I didn’t smell soup. I did smell smoke, though.
“I didn’t cook anything without the fan on, Mom.”
She sniffed her sleeve again. “You probably smell like soup, too, if it’s on me. Smell your hoodie.”
No answer from the back seat.
I couldn’t tell you how I knew it, but I sensed that Larissa was about to cry.
“Do you like podcasts?” I asked, changing the subject.
“Sometimes…” Nancy said.
“You’ll love this,” I said, turning on the radio.
I put on a comedy series I sometimes listened to on the way to the pharmacy and I turned it up enough that her mom couldn’t keep talking. Thankfully it worked.
When we pulled up to the patient drop-off, Larissa’s mom got out and then Larissa leaned into the open door. “Thank you.”
“I’m just going to park the car and then I’ll meet you inside,” I said.

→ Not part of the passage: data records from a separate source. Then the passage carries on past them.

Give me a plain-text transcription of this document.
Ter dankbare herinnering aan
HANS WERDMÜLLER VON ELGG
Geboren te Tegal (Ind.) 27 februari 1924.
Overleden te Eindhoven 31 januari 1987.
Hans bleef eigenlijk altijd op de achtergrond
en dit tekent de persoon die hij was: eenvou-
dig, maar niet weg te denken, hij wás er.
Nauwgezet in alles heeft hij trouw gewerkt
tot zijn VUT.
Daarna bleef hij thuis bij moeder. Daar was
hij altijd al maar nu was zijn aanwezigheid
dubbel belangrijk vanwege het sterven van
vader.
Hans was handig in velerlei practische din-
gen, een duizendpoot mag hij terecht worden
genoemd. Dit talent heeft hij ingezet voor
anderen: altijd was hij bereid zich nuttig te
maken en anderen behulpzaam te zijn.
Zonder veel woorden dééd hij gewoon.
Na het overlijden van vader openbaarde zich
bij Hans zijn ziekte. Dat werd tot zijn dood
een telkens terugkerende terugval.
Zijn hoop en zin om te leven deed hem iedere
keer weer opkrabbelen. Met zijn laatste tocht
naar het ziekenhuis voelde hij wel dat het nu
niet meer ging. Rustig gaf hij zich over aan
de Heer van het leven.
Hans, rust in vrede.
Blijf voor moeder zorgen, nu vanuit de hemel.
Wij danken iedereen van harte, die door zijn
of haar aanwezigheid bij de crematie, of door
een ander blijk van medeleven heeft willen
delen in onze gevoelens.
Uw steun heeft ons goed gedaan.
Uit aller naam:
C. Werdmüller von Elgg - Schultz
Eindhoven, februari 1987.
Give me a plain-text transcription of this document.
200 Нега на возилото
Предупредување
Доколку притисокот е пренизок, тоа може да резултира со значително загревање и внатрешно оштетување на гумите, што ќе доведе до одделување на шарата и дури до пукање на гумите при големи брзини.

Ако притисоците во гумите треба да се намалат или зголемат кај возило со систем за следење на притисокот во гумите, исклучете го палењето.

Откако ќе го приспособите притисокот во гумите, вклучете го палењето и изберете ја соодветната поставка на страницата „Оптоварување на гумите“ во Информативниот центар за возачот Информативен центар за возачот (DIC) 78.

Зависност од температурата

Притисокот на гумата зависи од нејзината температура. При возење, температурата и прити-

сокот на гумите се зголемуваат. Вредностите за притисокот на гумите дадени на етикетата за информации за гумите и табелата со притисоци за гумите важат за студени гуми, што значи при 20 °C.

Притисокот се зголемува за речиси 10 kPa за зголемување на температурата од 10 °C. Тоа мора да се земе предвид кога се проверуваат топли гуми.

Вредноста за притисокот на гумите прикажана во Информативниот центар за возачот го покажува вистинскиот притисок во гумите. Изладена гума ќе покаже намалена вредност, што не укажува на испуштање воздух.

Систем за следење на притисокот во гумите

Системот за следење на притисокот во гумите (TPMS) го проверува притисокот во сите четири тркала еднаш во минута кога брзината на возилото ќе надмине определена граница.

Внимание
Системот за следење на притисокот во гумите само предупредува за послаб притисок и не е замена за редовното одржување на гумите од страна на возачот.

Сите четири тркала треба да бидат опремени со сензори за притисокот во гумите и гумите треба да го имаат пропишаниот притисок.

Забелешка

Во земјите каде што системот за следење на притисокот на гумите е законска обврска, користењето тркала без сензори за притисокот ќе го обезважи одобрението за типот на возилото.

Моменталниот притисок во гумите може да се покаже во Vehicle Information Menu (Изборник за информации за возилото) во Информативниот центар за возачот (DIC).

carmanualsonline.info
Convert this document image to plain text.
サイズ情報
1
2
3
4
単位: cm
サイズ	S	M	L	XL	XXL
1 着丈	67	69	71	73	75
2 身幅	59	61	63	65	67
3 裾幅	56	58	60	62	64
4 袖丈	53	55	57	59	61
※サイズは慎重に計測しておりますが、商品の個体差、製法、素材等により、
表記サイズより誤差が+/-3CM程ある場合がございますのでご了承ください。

“Oh, you don’t have to do that.”
“Mike asked me to stay with you—”
“I’m fine. Really, I am. Thank you so much. I can get a rideshare back.”
Then she closed the door before I could argue and started walking her mom to the automatic doors.
I waited for a minute, watching her go like she might spin around and change her mind.
She didn’t.
I know I should have been relieved that I’d just gotten my day back, but I wasn’t. Mike had seemed adamant that he didn’t want her alone. It didn’t feel right leaving.
Part of me considered parking and going in anyway, but on the chance she didn’t want my company, I opted not to. I didn’t know her well enough, didn’t want to force my presence on her.
I put the car in drive and was almost to the street when I realized Nancy left her bag in the trunk. I didn’t have Larissa’s number to text her to meet me out front. I had no choice. I parked and went in.